4. The double rotatory escapement. This is a specimen of a new calibre movement, by which a powerful watch may be made in a flat case; a method which might have been adopted at the period when flat watches were first introduced, as it has all the advantages of a thick watch, by taking the contents of the barrel in diameter and depth as the basis of power.
5. Day of the month watch, with lever escapement and double rollers. The calibre of this watch may be called more simple than the preceding one, only because it more closely resembles that which is daily made. The number of the teeth of the wheels is peculiar. The centre-wheel is much enlarged, with 100 teeth working in a pinion of 10, whilst the third wheel is diminished, which has 60 teeth working in a pinion of 10; the fourth wheel 63 teeth in a pinion of 7. Although this is a good working calibre for a superior watch, yet if power is admitted to be a principle in watch-making, it is impossible to get the same depth of barrel in this watch, unless the calibre of No. 1 is used.
In producing the foregoing calibres all technical sizes have been rejected, and the common measurement of inches, tenths, hundredths, and thousandths adopted; so that from one calibre, a watch of any size may be made by proportion.
6. Specimen of gold lever watches, with the split- centre seconds-hand movement.
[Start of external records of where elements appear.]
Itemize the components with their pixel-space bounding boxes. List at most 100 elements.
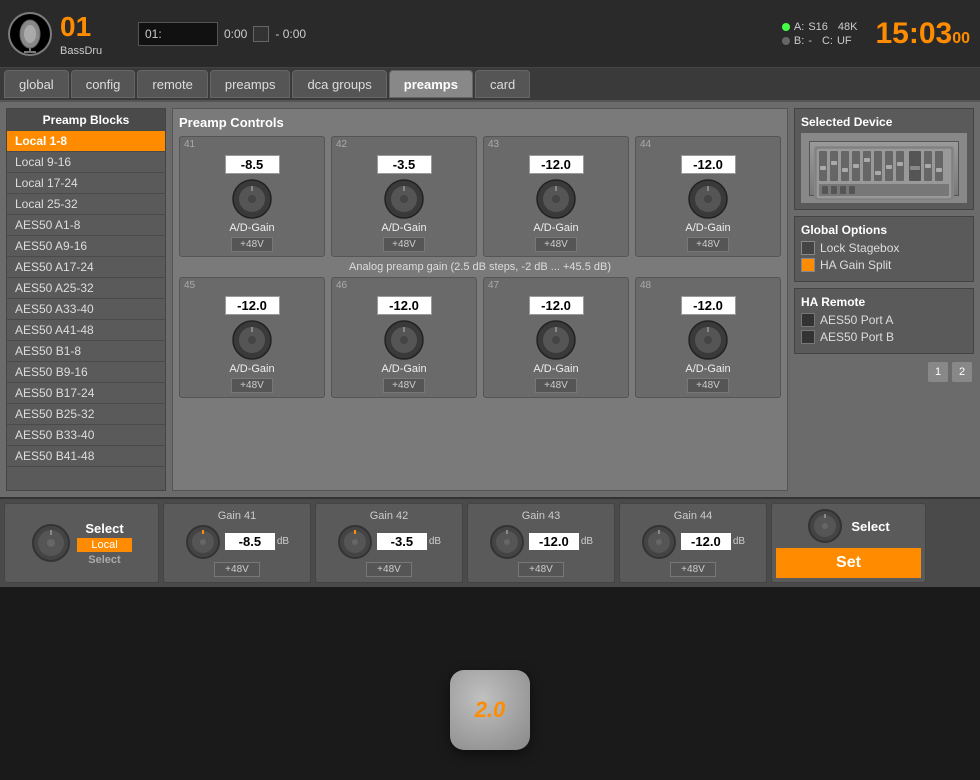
main-content: Preamp Blocks Local 1-8 Local 9-16 Local… [0,102,980,497]
gain-value-47: -12.0 [529,296,584,315]
phantom-btn-41[interactable]: +48V [231,237,273,252]
block-item-aes50a25-32[interactable]: AES50 A25-32 [7,278,165,299]
gain44-value: -12.0 [681,533,731,550]
tab-config[interactable]: config [71,70,136,98]
gain41-knob[interactable] [185,524,221,560]
block-item-aes50b25-32[interactable]: AES50 B25-32 [7,404,165,425]
nav-tabs: global config remote preamps dca groups … [0,68,980,102]
gain44-phantom[interactable]: +48V [670,562,716,577]
tab-card[interactable]: card [475,70,530,98]
block-item-aes50a17-24[interactable]: AES50 A17-24 [7,257,165,278]
block-list: Local 1-8 Local 9-16 Local 17-24 Local 2… [7,131,165,467]
phantom-btn-47[interactable]: +48V [535,378,577,393]
phantom-btn-44[interactable]: +48V [687,237,729,252]
gain42-section: Gain 42 -3.5 dB +48V [315,503,463,583]
block-item-local9-16[interactable]: Local 9-16 [7,152,165,173]
gain41-phantom[interactable]: +48V [214,562,260,577]
page-2[interactable]: 2 [952,362,972,382]
gain43-section: Gain 43 -12.0 dB +48V [467,503,615,583]
set-button[interactable]: Set [776,548,921,578]
ha-remote-section: HA Remote AES50 Port A AES50 Port B [794,288,974,354]
phantom-btn-48[interactable]: +48V [687,378,729,393]
knob-45[interactable] [231,319,273,361]
gain-value-45: -12.0 [225,296,280,315]
lock-stagebox-checkbox[interactable] [801,241,815,255]
block-item-aes50b9-16[interactable]: AES50 B9-16 [7,362,165,383]
aes50-port-a-row: AES50 Port A [801,313,967,327]
gain-value-46: -12.0 [377,296,432,315]
knob-41[interactable] [231,178,273,220]
gain44-knob[interactable] [641,524,677,560]
channel-name: BassDru [60,45,102,57]
page-1[interactable]: 1 [928,362,948,382]
knob-grid-bottom: 45-12.0 A/D-Gain+48V46-12.0 A/D-Gain+48V… [179,277,781,398]
gain43-knob[interactable] [489,524,525,560]
right-panel: Selected Device [794,108,974,491]
aes50-port-b-label: AES50 Port B [820,330,894,344]
block-item-local17-24[interactable]: Local 17-24 [7,173,165,194]
tab-preamps1[interactable]: preamps [210,70,291,98]
block-item-aes50b41-48[interactable]: AES50 B41-48 [7,446,165,467]
tab-dca-groups[interactable]: dca groups [292,70,386,98]
gain43-label: Gain 43 [522,510,561,522]
knob-label-43: A/D-Gain [533,222,578,234]
status-b-dot [782,37,790,45]
ha-gain-split-checkbox[interactable] [801,258,815,272]
gain-value-42: -3.5 [377,155,432,174]
knob-id-44: 44 [640,139,651,150]
aes50-port-b-checkbox[interactable] [801,330,815,344]
phantom-btn-43[interactable]: +48V [535,237,577,252]
knob-cell-47: 47-12.0 A/D-Gain+48V [483,277,629,398]
knob-id-47: 47 [488,280,499,291]
knob-44[interactable] [687,178,729,220]
tab-global[interactable]: global [4,70,69,98]
knob-label-46: A/D-Gain [381,363,426,375]
lock-stagebox-label: Lock Stagebox [820,241,899,255]
block-item-aes50b17-24[interactable]: AES50 B17-24 [7,383,165,404]
knob-id-45: 45 [184,280,195,291]
select-label-bottom: Select [88,554,120,566]
top-bar: 01 BassDru 0:00 - 0:00 A: S16 48K B: - C… [0,0,980,68]
block-item-local25-32[interactable]: Local 25-32 [7,194,165,215]
phantom-btn-45[interactable]: +48V [231,378,273,393]
gain43-value: -12.0 [529,533,579,550]
block-item-aes50a33-40[interactable]: AES50 A33-40 [7,299,165,320]
tab-remote[interactable]: remote [137,70,207,98]
gain43-db: dB [581,536,593,547]
block-item-aes50a9-16[interactable]: AES50 A9-16 [7,236,165,257]
gain42-db: dB [429,536,441,547]
gain-value-43: -12.0 [529,155,584,174]
gain41-db: dB [277,536,289,547]
gain42-knob[interactable] [337,524,373,560]
gain42-phantom[interactable]: +48V [366,562,412,577]
gain-value-48: -12.0 [681,296,736,315]
status-a-label: A: [794,21,804,33]
block-item-aes50a1-8[interactable]: AES50 A1-8 [7,215,165,236]
block-item-aes50b33-40[interactable]: AES50 B33-40 [7,425,165,446]
knob-43[interactable] [535,178,577,220]
transport-field[interactable] [138,22,218,46]
knob-46[interactable] [383,319,425,361]
status-c-label: C: [822,35,833,47]
global-options-title: Global Options [801,223,967,237]
status-c-value: UF [837,35,852,47]
block-item-local1-8[interactable]: Local 1-8 [7,131,165,152]
phantom-btn-42[interactable]: +48V [383,237,425,252]
aes50-port-a-label: AES50 Port A [820,313,893,327]
device-image [801,133,967,203]
block-item-aes50b1-8[interactable]: AES50 B1-8 [7,341,165,362]
selected-device-section: Selected Device [794,108,974,210]
knob-47[interactable] [535,319,577,361]
phantom-btn-46[interactable]: +48V [383,378,425,393]
aes50-port-a-checkbox[interactable] [801,313,815,327]
lock-stagebox-row: Lock Stagebox [801,241,967,255]
block-item-aes50a41-48[interactable]: AES50 A41-48 [7,320,165,341]
stop-button[interactable] [253,26,269,42]
gain43-phantom[interactable]: +48V [518,562,564,577]
select-label-top: Select [85,521,123,536]
knob-42[interactable] [383,178,425,220]
knob-48[interactable] [687,319,729,361]
time1: 0:00 [224,27,247,41]
tab-preamps-active[interactable]: preamps [389,70,473,98]
preamp-blocks-title: Preamp Blocks [7,109,165,131]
This watch, being a complete time-keeper, is capable of determining the precise time of any observation to a quarter of a second, by means of an extra seconds' hand, with which it is provided, and which in the ordinary state of the watch, lies under the principal seconds' hand, and travels with it.
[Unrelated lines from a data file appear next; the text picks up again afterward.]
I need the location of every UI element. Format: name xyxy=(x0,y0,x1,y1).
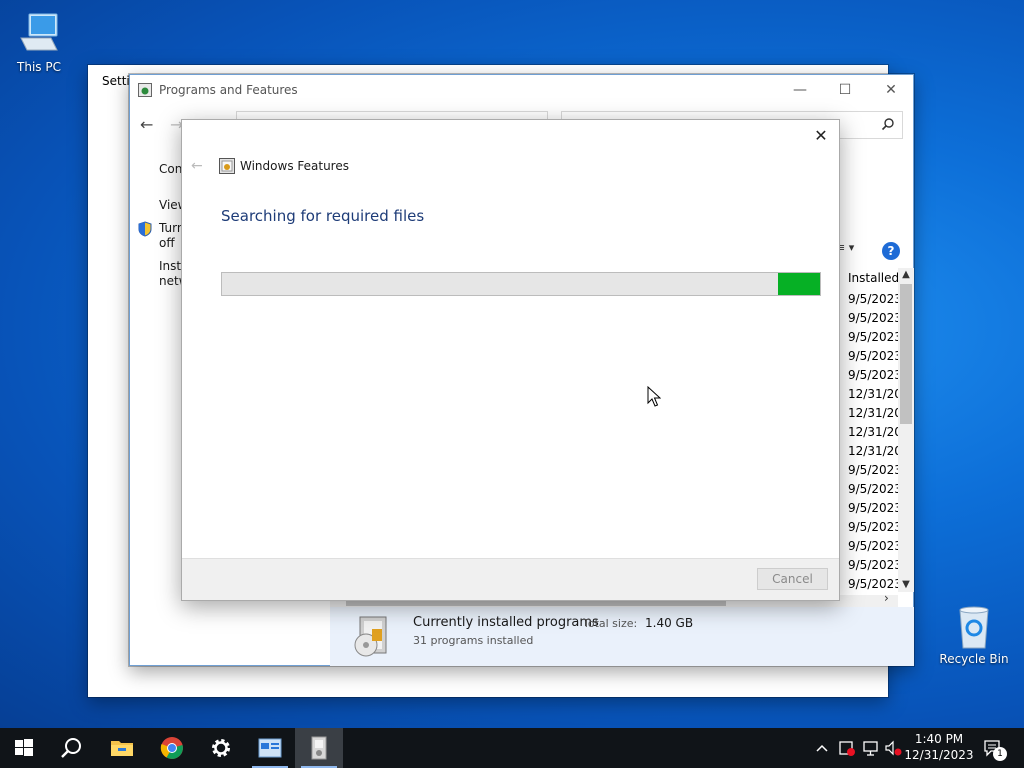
windows-features-icon xyxy=(219,158,235,174)
status-heading: Searching for required files xyxy=(221,207,425,225)
sidebar-link-control-panel[interactable]: Con xyxy=(159,162,182,176)
taskbar-file-explorer[interactable] xyxy=(98,728,146,768)
close-button[interactable]: ✕ xyxy=(809,124,833,148)
settings-gear-icon xyxy=(212,739,230,757)
search-icon xyxy=(881,118,894,131)
start-button[interactable] xyxy=(0,728,48,768)
details-pane: Currently installed programs Total size:… xyxy=(330,607,914,666)
uac-shield-icon xyxy=(138,221,152,237)
clock-time: 1:40 PM xyxy=(914,732,964,746)
maximize-button[interactable]: ☐ xyxy=(822,75,868,105)
this-pc-icon xyxy=(15,10,63,58)
taskbar-programs-features[interactable] xyxy=(295,728,343,768)
taskbar-settings[interactable] xyxy=(197,728,245,768)
mouse-cursor-icon xyxy=(647,386,661,407)
control-panel-icon xyxy=(258,738,282,758)
window-title: Programs and Features xyxy=(159,83,298,97)
network-icon[interactable] xyxy=(862,739,880,757)
desktop: This PC Recycle Bin Settin Programs and … xyxy=(0,0,1024,728)
desktop-icon-label: Recycle Bin xyxy=(939,652,1009,666)
dialog-title: Windows Features xyxy=(240,159,349,173)
taskbar-control-panel[interactable] xyxy=(246,728,294,768)
windows-features-dialog: ✕ ← Windows Features Searching for requi… xyxy=(181,119,840,601)
taskbar: 1:40 PM 12/31/2023 1 xyxy=(0,728,1024,768)
total-size-value: 1.40 GB xyxy=(645,616,694,630)
file-explorer-icon xyxy=(111,741,133,756)
search-button[interactable] xyxy=(48,728,96,768)
control-panel-icon xyxy=(138,83,152,97)
progress-bar-fill xyxy=(778,273,820,295)
start-icon xyxy=(15,739,33,756)
volume-muted-icon[interactable] xyxy=(884,739,902,757)
dialog-footer: Cancel xyxy=(182,558,839,600)
search-icon xyxy=(61,738,81,758)
back-arrow-icon[interactable]: ← xyxy=(140,115,153,134)
sidebar-link-turn-features-2[interactable]: off xyxy=(159,236,175,250)
desktop-icon-recycle-bin[interactable]: Recycle Bin xyxy=(938,602,1010,666)
cancel-button[interactable]: Cancel xyxy=(757,568,828,590)
taskbar-clock[interactable]: 1:40 PM 12/31/2023 xyxy=(902,731,976,763)
scroll-thumb[interactable] xyxy=(900,284,912,424)
taskbar-chrome[interactable] xyxy=(148,728,196,768)
scroll-down-icon[interactable]: ▼ xyxy=(898,579,914,590)
scroll-up-icon[interactable]: ▲ xyxy=(898,269,914,280)
scroll-right-icon[interactable]: › xyxy=(884,591,889,605)
programs-features-icon xyxy=(311,736,327,760)
help-icon[interactable]: ? xyxy=(882,242,900,260)
title-bar[interactable]: Programs and Features — ☐ ✕ xyxy=(130,75,913,105)
desktop-icon-label: This PC xyxy=(17,60,61,74)
action-center-button[interactable]: 1 xyxy=(980,728,1024,768)
details-title: Currently installed programs xyxy=(413,615,599,630)
show-hidden-icons-icon[interactable] xyxy=(815,741,829,755)
recycle-bin-icon xyxy=(950,602,998,650)
close-button[interactable]: ✕ xyxy=(868,75,914,105)
notification-badge: 1 xyxy=(993,747,1007,761)
clock-date: 12/31/2023 xyxy=(904,748,974,762)
installed-programs-icon xyxy=(354,616,387,657)
total-size-label: Total size: xyxy=(583,617,638,630)
program-count: 31 programs installed xyxy=(413,634,534,647)
desktop-icon-this-pc[interactable]: This PC xyxy=(3,10,75,74)
vertical-scrollbar[interactable]: ▲ ▼ xyxy=(898,268,914,592)
minimize-button[interactable]: — xyxy=(777,75,823,105)
chrome-icon xyxy=(160,737,183,759)
back-arrow-icon[interactable]: ← xyxy=(191,158,203,174)
progress-bar xyxy=(221,272,821,296)
security-shield-icon[interactable] xyxy=(838,739,856,757)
In taking an observation, the observer keeps his eye steadily fixed upon the object, and his finger in readiness to touch a spring, which allows the registering hand to fall simultaneously upon the face of the watch, where it may be allowed to remain upwards of 40 seconds for reading off the time; this being done, the finger is to be immediately removed in order to free the register, which instantly returns to its place ready for the next observation, without having in the least degree interfered with the correct performance of the watch.
7. Specimen of railway watches.
8. Specimen of English pinions for astronomical clocks, showing the true curve of the teeth.
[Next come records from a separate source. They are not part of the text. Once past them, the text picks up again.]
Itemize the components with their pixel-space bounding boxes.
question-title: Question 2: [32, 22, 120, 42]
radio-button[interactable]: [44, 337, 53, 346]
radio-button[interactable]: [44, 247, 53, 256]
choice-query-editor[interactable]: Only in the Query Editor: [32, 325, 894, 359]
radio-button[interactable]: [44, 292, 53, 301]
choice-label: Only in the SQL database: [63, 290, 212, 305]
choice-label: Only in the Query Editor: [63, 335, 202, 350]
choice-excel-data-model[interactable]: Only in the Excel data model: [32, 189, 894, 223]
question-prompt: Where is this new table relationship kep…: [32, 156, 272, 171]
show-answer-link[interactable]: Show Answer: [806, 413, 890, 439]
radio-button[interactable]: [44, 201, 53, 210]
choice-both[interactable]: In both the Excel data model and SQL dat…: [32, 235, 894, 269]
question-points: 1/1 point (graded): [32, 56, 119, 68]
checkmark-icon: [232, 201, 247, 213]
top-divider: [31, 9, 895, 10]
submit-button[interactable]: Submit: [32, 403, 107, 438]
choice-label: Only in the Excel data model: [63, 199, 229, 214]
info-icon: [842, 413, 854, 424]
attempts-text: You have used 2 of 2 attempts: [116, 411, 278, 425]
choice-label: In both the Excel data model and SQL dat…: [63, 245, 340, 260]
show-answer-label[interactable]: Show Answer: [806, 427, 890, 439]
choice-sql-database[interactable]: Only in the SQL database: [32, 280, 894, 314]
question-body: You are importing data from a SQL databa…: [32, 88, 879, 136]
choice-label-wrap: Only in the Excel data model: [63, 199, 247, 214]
9. Specimen of carriage clocks.
10. Specimen of portable chime clock.
11. Specimen of chronometer and watch movements.
12. Diagrams of calibres of chronometers and watches.
13. Gauges for admeasurement of watch-work to the thousandth of an inch.
14. Specimens of gold watch cases.
15. The new calibre, by means of which the manufacture of watches and chronometers is greatly improved and facilitated, and the expense considerably reduced. The cut represents this new calibre.
16. Five stages of the process of manufacture hi the compensation balance.
17. Auxiliary compensation for the adjustments of the extremes of temperature.
[Power being an indispensable element in time-keeping, it is of the utmost importance that the motive force should be transmitted with a constant velocity-ratio from wheel to pinion throughout the train, without its being absorbed by the increased friction and wear consequent upon improper curves.
The correct forms of curve were described, a century ago, by Camus, and recently in a work on the Principles of Mechanism, by Professor Willis, of Cambridge, 8vo, London, 1841.
In watch-work, the wheel is the driver, and the addendum to the tooth beyond the pitch-line is of the epicycloidal form, which, to the general eye, may be familiarly explained as resembling a Gothic arch, or a bishop's mitre. The pinion is the follower, and has the two flanks of its leaf formed by radial lines direct to the centre; and the addendum upon the pitch-line is a semicircle whose diameter is the breadth of the leaf. The specimen will explain the rest.
The new calibre by the exhibitor is shown as a general improvement in chronometers and watches.]